The Edwina G. “fast-fashion” boutiques were a
runaway success, and her designs became the latest fad, putting
Swatch and Reebok to shame. Within a year the company was doing
three hundred million dollars in sales.

But before that happened, Edwina and R.L. officially
tied the knot. It was a quiet wedding, with only a few close
friends and Hal and Leslie in attendance. The bride wore Edwina G.
and kept her maiden name.

With marriage came a change in their living
arrangements. Edwina promptly put the San Remo co-op on the market,
and R.L. sold his half-a-town house. Together they went house
hunting—and since only the sky was the limit, they decided to have
their cake and eat it too. They bought a double-width town house on
the same block as the Cooper Clinic. It had a garage, an indoor lap
pool, and a huge double-height ballroom.

Edwina put dibs on the ballroom and immediately
transformed it into an at-home office.

Within a year she branched out and designed a
complete menswear line. It sold like hotcakes. Next she took to
designing bed sheets and an entire line of home furnishings as
well.

Just like Ralph Lauren.

 

Hallelujah Cooper had no problems dealing with a
famous mother, a famous father, and a famous common-law
“stepmother” of sorts. Especially since, just as Olympia had
predicted, she went on to become the newest sensation to hit the
modeling scene since Brooke Shields. Despite her bizarre style, her
young freshness appealed.

Before long, the disarming face with the punk hairdo
appeared on all the major magazine covers on both sides of the
Atlantic. Hallelujah was asking—and receiving—an annual six-figure
income.

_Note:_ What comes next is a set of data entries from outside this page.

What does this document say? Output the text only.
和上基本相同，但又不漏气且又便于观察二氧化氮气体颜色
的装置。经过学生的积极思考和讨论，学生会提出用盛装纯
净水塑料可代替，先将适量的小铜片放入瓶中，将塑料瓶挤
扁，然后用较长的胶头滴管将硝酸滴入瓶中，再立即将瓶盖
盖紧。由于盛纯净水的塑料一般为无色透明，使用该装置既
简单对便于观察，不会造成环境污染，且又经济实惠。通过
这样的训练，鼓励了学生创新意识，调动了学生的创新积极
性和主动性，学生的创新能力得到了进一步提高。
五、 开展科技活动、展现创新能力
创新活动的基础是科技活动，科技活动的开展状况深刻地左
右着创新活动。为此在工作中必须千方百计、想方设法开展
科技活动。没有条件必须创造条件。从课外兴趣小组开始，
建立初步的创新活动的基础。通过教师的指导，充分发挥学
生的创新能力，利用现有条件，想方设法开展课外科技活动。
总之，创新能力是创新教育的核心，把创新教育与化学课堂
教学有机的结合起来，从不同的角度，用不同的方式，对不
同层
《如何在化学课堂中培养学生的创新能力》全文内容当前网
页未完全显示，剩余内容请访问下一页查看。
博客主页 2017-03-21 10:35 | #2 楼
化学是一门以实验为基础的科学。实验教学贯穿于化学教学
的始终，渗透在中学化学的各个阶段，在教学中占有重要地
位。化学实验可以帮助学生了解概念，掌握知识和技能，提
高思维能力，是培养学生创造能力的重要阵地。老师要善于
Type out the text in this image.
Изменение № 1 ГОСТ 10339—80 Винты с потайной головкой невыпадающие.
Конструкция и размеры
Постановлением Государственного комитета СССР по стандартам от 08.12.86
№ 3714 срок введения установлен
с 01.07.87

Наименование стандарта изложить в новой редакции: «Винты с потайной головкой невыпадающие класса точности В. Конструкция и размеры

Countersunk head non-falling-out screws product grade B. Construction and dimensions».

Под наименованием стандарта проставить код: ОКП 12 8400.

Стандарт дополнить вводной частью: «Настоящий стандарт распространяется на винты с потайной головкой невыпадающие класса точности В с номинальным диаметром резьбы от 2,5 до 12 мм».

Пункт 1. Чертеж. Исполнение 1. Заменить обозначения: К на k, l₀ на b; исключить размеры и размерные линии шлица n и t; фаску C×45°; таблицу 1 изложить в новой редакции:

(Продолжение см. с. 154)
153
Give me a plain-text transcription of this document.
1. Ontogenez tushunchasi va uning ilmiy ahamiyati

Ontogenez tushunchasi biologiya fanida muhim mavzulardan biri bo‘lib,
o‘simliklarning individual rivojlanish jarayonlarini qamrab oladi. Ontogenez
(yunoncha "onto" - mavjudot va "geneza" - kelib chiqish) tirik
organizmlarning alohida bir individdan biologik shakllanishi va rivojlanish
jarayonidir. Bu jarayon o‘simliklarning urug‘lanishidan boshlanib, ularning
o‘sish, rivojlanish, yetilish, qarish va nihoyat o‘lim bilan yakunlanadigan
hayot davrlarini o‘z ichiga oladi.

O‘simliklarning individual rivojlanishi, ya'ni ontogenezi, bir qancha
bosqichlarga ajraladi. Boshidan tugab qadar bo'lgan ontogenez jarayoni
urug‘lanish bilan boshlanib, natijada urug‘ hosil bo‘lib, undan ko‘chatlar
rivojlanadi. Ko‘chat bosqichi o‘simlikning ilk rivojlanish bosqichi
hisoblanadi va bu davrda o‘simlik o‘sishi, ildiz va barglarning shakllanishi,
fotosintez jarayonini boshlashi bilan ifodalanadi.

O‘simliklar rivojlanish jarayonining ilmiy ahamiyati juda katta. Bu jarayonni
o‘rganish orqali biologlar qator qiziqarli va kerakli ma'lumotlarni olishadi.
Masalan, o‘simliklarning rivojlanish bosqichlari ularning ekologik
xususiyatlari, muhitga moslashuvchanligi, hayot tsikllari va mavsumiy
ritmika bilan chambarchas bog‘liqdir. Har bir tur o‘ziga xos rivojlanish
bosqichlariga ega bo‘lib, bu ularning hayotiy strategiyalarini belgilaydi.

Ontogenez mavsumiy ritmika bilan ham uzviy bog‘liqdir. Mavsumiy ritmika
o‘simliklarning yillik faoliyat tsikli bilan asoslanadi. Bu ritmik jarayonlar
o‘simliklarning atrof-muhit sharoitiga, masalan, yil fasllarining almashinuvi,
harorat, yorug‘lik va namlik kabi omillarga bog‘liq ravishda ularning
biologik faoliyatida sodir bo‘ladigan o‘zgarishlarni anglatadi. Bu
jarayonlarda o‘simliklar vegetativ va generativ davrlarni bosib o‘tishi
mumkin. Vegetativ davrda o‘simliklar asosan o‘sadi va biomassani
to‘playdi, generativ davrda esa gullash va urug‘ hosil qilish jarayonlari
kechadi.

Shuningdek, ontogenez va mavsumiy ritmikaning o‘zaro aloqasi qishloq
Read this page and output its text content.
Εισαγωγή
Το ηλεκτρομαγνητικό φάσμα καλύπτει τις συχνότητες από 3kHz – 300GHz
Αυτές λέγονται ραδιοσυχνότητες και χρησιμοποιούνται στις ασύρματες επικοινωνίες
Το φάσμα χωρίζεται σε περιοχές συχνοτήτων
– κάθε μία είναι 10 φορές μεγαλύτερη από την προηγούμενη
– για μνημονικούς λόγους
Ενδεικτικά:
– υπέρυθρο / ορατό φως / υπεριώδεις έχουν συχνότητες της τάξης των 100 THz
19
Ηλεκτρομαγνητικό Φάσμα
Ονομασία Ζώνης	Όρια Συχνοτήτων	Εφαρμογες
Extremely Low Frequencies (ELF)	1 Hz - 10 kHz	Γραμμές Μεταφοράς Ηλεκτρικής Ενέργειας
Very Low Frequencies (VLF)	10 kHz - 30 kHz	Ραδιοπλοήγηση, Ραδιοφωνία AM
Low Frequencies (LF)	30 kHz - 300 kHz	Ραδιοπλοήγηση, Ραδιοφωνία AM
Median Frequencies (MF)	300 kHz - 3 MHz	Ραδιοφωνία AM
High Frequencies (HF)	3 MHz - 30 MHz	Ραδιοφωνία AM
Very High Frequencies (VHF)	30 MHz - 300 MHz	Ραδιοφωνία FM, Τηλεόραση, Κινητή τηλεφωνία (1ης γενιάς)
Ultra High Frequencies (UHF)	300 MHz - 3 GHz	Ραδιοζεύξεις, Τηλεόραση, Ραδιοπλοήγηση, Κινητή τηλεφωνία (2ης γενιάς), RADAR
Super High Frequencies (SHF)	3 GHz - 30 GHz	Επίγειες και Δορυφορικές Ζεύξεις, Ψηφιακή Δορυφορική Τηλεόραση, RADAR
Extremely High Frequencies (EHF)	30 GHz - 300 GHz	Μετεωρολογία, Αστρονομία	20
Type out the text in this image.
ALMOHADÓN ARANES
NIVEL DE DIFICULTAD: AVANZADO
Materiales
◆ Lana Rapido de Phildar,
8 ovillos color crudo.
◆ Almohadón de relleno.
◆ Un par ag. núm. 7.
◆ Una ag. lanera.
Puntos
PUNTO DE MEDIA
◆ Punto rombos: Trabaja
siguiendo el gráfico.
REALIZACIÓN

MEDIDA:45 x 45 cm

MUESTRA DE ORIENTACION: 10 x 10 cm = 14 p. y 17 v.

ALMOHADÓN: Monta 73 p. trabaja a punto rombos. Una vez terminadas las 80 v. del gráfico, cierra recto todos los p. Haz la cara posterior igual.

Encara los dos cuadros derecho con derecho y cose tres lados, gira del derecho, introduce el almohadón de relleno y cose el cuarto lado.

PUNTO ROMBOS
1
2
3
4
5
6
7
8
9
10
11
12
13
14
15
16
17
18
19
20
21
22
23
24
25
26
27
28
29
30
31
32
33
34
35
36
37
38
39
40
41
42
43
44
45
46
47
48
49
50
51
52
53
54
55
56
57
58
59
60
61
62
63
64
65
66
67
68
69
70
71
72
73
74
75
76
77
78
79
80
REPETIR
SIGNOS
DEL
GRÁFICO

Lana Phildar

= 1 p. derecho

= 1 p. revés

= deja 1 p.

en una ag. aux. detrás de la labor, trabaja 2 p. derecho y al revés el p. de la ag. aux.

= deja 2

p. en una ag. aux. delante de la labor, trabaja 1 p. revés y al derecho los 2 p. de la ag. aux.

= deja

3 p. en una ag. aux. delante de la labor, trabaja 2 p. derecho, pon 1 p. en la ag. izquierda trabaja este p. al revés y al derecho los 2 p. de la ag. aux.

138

And that was by working only part-time.

If Hallelujah had two complaints, they were that she
had to schedule all her modeling assignments around her school
hours and that Edwina insisted that the income she earned stay in
her trust fund. “You might need it in the years to come, kiddo,”
her mother kept warning her. “You never know . . .”

However, Hallelujah had absolutely no complaints
about her mother’s marriage to R.L. or her father’s relationship
with Billie Dawn. She loved both families equally, and shuttled,
blissful with happiness, between them. She adored the Cooper twins
and genuinely liked having Leslie Shacklebury as a brother.